Telegraph cartoonist pushes covid conspiracies

Bob Moran has become the darling of the covid deniers and anti-vaxxers, argues Sophia Dourou

A photo of a vaccination needle

A Telegraph political cartoonist is pushing dangerous anti-vaccine conspiracy theories and attacking the NHS. Bob Moran has become the darling of the covid denying and anti-vaxxer crowds by pushing increasingly outrageous polemics through his tweets.

According to Moran, had the media ignored the pandemic last March, ‘hardly anyone’ would have been aware of the virus presence. In that scenario, there would have been just a ‘couple of headlines’ of about 50 to 60,000 a elderly people dying of a new virus strain and we would have not ‘surrendered to dictatorship’.

Of course, this libertarian fantasy ignores that the tragic number of deaths we are dealing with is with interventions — the timings and implementation of which are a whole other debate. And while the death toll is actually far higher and not limited to the elderly, dismissing even ‘just’ tens of thousands of eldery deaths to a ‘couple of headlines feels very callous.

Beyond just being another advocate for the Swedish laissez faire approach to the pandemic, Moran takes it a step further, writing ‘there is not, in fact, a genuine pandemic.’ He accuses the NHS of ‘lying’ for reasons that are unclear to anyone but Moran and his fellow travellers. 

Not just content with railing against the health service overall, he attacked a nurse tweeting about how ‘exhausting, stressful, and draining’ working through a pandemic. 

Moran wrote: “I agree.

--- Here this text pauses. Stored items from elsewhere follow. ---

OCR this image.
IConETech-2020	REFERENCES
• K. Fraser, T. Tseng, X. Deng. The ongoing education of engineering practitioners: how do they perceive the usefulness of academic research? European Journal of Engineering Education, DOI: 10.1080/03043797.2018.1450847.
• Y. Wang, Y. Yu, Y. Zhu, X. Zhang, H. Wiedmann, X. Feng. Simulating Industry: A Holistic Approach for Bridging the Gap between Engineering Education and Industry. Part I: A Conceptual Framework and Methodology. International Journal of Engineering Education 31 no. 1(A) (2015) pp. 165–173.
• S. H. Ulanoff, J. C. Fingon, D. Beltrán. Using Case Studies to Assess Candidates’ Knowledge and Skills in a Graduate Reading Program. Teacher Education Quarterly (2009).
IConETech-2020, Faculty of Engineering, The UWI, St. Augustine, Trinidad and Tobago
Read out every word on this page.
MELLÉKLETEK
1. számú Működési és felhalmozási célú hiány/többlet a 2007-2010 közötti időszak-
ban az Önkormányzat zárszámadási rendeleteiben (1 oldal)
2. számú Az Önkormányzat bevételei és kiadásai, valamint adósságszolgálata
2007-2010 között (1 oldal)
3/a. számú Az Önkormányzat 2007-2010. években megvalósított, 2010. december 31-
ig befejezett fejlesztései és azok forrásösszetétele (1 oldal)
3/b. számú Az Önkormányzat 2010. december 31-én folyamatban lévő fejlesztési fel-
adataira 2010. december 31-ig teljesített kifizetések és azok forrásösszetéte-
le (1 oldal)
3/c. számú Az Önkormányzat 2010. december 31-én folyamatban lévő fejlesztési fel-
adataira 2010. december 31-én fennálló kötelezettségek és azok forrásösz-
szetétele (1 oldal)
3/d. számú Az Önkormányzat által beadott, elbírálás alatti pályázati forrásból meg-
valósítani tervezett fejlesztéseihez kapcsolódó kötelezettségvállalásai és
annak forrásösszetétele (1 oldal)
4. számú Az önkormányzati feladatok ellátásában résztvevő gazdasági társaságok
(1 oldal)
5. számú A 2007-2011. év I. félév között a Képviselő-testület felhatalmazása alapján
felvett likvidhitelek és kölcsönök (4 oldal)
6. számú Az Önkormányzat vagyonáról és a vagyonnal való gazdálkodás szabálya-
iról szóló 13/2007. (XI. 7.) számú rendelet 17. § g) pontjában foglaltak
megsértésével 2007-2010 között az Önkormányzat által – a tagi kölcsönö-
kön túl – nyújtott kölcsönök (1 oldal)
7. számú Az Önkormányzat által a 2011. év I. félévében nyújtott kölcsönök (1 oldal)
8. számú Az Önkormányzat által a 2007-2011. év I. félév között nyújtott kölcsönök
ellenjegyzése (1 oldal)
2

It is our responsibility to mark and remember every single person that they allowed to die. The young mothers.

“The middle-aged dads. The children with cancer. The newborn babies. Never let them forget how unforgivably evil they have been.

“And take back all the applause.”

When he’s not calling nurses evil to his 29,000 followers, Moran is raging against the dangers of the vaccine. In the seemingly ‘just asking questions’ manner of online ‘sea lioning’ enthusiasts, he ponders how many people the vaccine has killed, calling common side effects ‘not normal’ and even drawing parallels to the drug Thalidomede, which led to a birth defect crisis in the 1950s.

One thing one cannot accuse Moran of is being just a keyboard warrior, as by his own words he applies those theories in his life too. He tweeted: “Both my parents have decided not to have the vaccine. I’m very relieved.”

As Private Eye reported, Moran’s online antics have led to Telegraph journalists to complain to executives, telling them he is ‘undermining our reporting and maybe even endangering lives’. As the paper is running articles on how online misinformation is encouraging vaccine hesitancy, it seems like it’s speaking from bitter experience.

In response to this piece, Moran said: “I believe there is a novel coronavirus known as SARS CoV-2 which can end the lives of vulnerable people through acute respiratory infection. I have never denied the existence of this virus or the disease it causes.”

On whether he believes the NHS is lying, he said: “I have pointed out misleading information such as “Covid causes cancer” (Radio 5 Live, December 29 – the clip has since been deleted from Twitter) and “whole wards of children with Covid” (Radio 5 Live, Jan 1) which has been reported via NHS staff in the media.

“The NHS also continues to make unsubstantiated claims about the efficacy of lockdowns and potential for asymptomatic spread which I have called into question on numerous occasions.”

On Thalidomede, he said: “I have never directly compared the effects of mRNA vaccines to Thalidomide, and I strongly refute any such suggestion.

“I have pointed out the importance of keeping an open mind when questioning the safety of new pharmaceutical technology, and I used Thalidomide as an example of this importance.”